Author: Kilgye, Giedre

Type of paper: Abstract refereed

This paper is a critical examination of the role collegiality plays in relation to academics' agency and their ability to respond to and mobilise change in contemporary HE contexts. Much of higher education (HE) research on the contemporary politics and power struggles in academia tends to centre on the antagonism between the traditional academic and new managerial cultures (Marginson & Considine 2000; Leisyte 2014; Rowland 2008). Neoliberal logics and governance adopted by universities worldwide are seen as incompatible with and detrimental to the conditions required for scholarly work (Churchman & King 2009; Rowland 2008). Despite the drive to individualism and competition enacted through new accountability and measurement regimes in universities, collegiality emerges as a surprisingly persistent feature of contemporary imaginaries about academic work across all levels of academic appointments (Spiller 2010; Archer 2008). In the HE literature, collegiality has been identified both as an ideal academics should uphold in resisting managerialism (Rowland 2008), and as a nostalgic notion harking back to the 'golden age', out of touch with contemporary realities (Ramsden 1989). Kligyte & Barrie (2013) argue that construing collegiality and managerialism in simplistic oppositional terms prevents academics from imagining productive responses and alternative ways of organising themselves within neoliberal academia. Extending this critique, it has been shown that although collegiality largely plays a stabilising role in reproducing existing power structures in academic contexts, as a tactically polyvalent notion, collegiality also opens up possibilities for emergence of new subjectivities and practices as it circulates in discourses about academic work (Kligyte, in press).

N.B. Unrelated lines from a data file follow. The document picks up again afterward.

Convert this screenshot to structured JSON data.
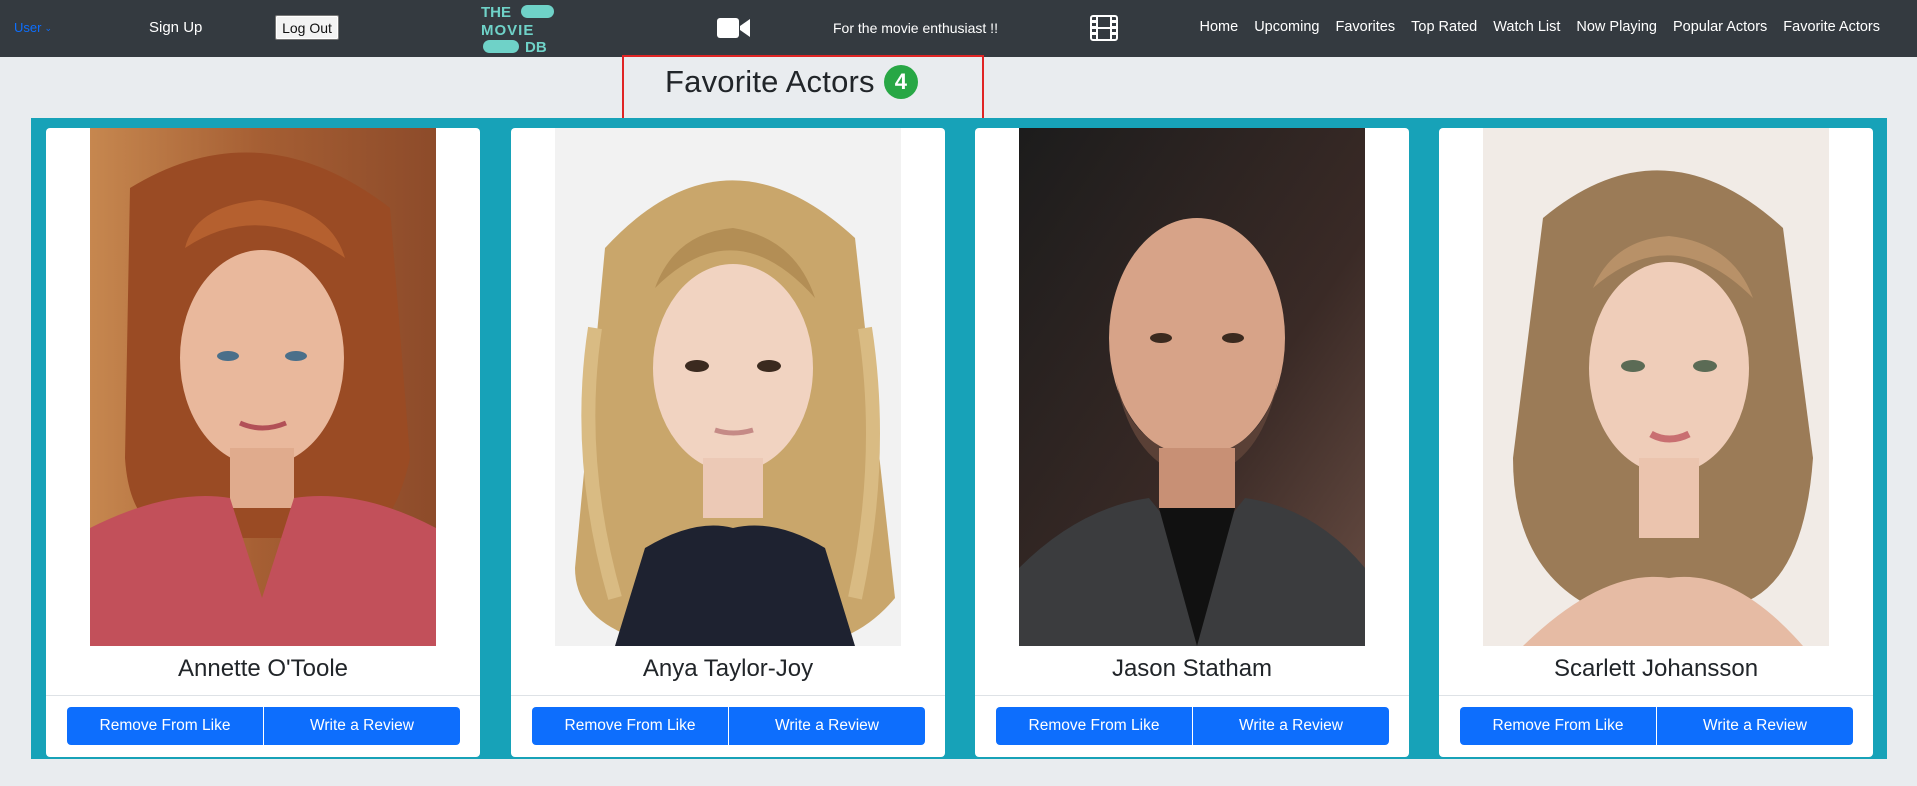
{
  "navbar": {
    "user_label": "User",
    "signup_label": "Sign Up",
    "logout_label": "Log Out",
    "logo": {
      "line1": "THE",
      "line2": "MOVIE",
      "line3": "DB"
    },
    "tagline": "For the movie enthusiast !!",
    "links": [
      "Home",
      "Upcoming",
      "Favorites",
      "Top Rated",
      "Watch List",
      "Now Playing",
      "Popular Actors",
      "Favorite Actors"
    ]
  },
  "page": {
    "title": "Favorite Actors",
    "count": "4"
  },
  "actors": [
    {
      "name": "Annette O'Toole",
      "remove_label": "Remove From Like",
      "review_label": "Write a Review"
    },
    {
      "name": "Anya Taylor-Joy",
      "remove_label": "Remove From Like",
      "review_label": "Write a Review"
    },
    {
      "name": "Jason Statham",
      "remove_label": "Remove From Like",
      "review_label": "Write a Review"
    },
    {
      "name": "Scarlett Johansson",
      "remove_label": "Remove From Like",
      "review_label": "Write a Review"
    }
  ],
  "colors": {
    "navbar_bg": "#343a40",
    "page_bg": "#e9ecef",
    "panel_bg": "#17a2b8",
    "button_primary": "#0d6efd",
    "badge_success": "#28a745",
    "highlight_border": "#e02424",
    "logo_teal": "#6fd2c8"
  },
  "icons": [
    "chevron-down-icon",
    "video-camera-icon",
    "film-strip-icon"
  ]
}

In this paper I build on these new understandings of the effects collegiality produces in discourses about academic work, but shift the focus from language and discourses to both the 'sayings' and the 'doings' of collegiality as it unfolds in various sites of academic practice. This approach allows me to explore agency in academic contexts without dissolving it to 'discourse, signification, talk, text or conversation' (Caldwell 2012:287). Borrowing from practice theory (Schatzki 2005) and non-representational theory (Thrift 2005), I see social life as 'inherently tied to a kind of context in which it transpires' (Schatzki 2005:467). As part of a larger study on the dimensions of collegiality in contemporary academia, in this paper I am interested in the margins and traversals of boundaries within, and between, traditional sites of academic work. Exploring how we 'do' and 'speak' collegiality in these non-traditional contexts, illuminates the ways collegiality is entwined with the broader contemporary contexts of academic practice, and highlights new avenues for agency and alternative trajectories for academic life in neoliberal academy.